Parameter of type 'K extends FunctionPropertyNames<T>' is always a union type and not restricted to the string literal passed to function

[InExtremaRes]

TypeScript Version: 2.8.3 and 2.9.1 (I think. The actual version in playground)

Code

The next code works as expected.

interface I {
    property: number;
    method1(): void;
    method2(a: string): number; 
}

declare const ob: I;

declare function foo<T, K extends keyof T>(ob: T, key: K): T[K];

const f1 = foo(ob, 'property'); // number
const f2 = foo(ob, 'method1'); // () => void
const f3 = foo(ob, 'method2'); // (a: string) => number

// f1(); OK, not a function
f2();
f3('a string');

But I want to restrict the key parameter in foo to just functions.

Since #21316, and as an example on that PR, we can use something like FunctionPropertyNames.

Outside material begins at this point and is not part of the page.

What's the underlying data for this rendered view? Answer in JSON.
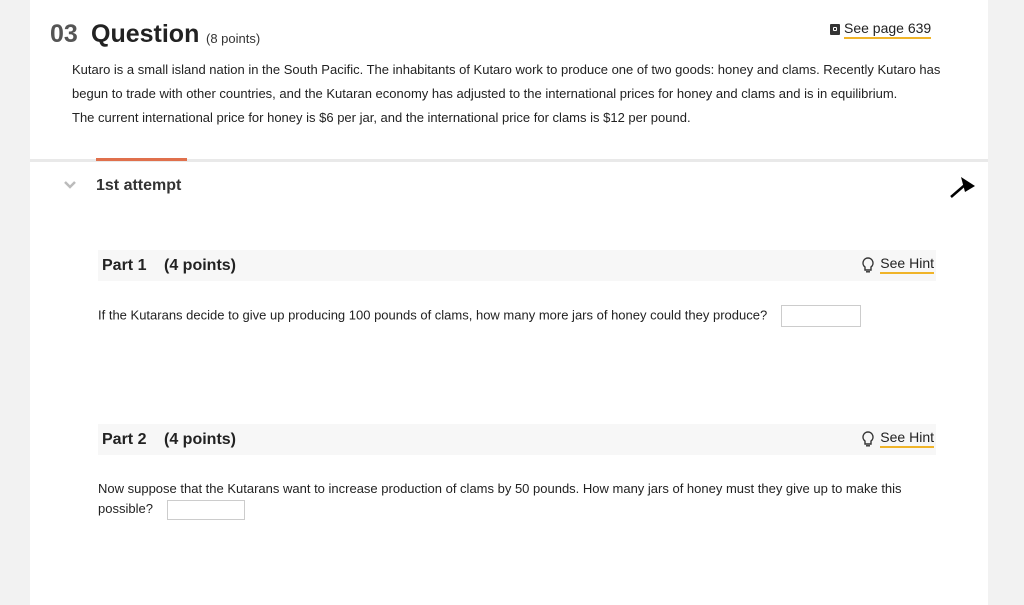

type FunctionPropertyNames<T> = { [K in keyof T]: T[K] extends Function ? K : never }[keyof T];

declare function bar<T, K extends FunctionPropertyNames<T>>(ob: T, key: K): T[K];

// const f4 = bar(ob, 'property'); OK, 'property' is not allowed  
const f5 = bar(ob, 'method1'); // () => void | (a: string) => number
const f6 = bar(ob, 'method2'); // () => void | (a: string) => number

// ERROR! Both are of type '() => void | (a: string) => number'
f5();
f6('a string');

// Type assertion
const f7 = bar(ob, 'method1' as 'method1'); // () => void
const f8 = bar(ob, 'method2' as 'method2'); // (a: string) => number

// OK again
f7();
f8('a string');

Expected behavior:
f5 and f6 inferred to () => void and (a: string) => number, respectively, without need a type assertion (pretty much as the first snippet).

Actual behavior:
f5 and f6 are both inferred to () => void | (a: string) => number, which is very odd since I'm passing a literal string.

Playground link
Playground link

Related Issues:
Maybe #24080 (but that seems related to the keyof T ~ string | number | symbol issue and my example fails with TS 2.8)

[RyanCavanaugh]

Two possible workarounds and you can pick your favorite

interface I {
    property1: string;
    method1(): void;
    method2(s: string): number;
}

type FunctionPropertyNames<T> = { [K in keyof T]: T[K] extends Function ? K : never }[keyof T];

function getProperty<T, K extends keyof T>(obj: T, propName: K & FunctionPropertyNames<T>): T[K] {
    return obj[propName];
}

declare const i: I;
const m1 = getProperty(i, "method1");
const m2 = getProperty(i, "method2");
const p1 = getProperty(i, "property1");

or

interface I {
    property1: string;
    method1(): void;
    method2(s: string): number;
}

type FunctionPropertyNames<T> = { [K in keyof T]: T[K] extends Function ? K : never }[keyof T];

function getProperty<T, K extends string & FunctionPropertyNames<T>>(obj: T, propName: K): T[K] {
    return obj[propName];
}

declare const i: I;
const m1 = getProperty(i, "method1");
const m2 = getProperty(i, "method2");
const p1 = getProperty(i, "property1");

[ahejlsberg]

Another workaround is to simply change FunctionPropertyNames<T> to

type FunctionPropertyNames<T> = { [K in keyof T]: T[K] extends Function ? K : never }[keyof T] & string;

The intersection with string makes it clear to the compiler that the type is a subtype of string which in turn makes it clear that you want to preserve literal types during type inference.

[InExtremaRes]

Thank you very much for the answers.

@ahejlsberg Could you explain why the checker doesn't do that without the & string? I am not an expert on this matter but I can't figure out why.

[aleclarson]

I'm also curious why & string is necessary.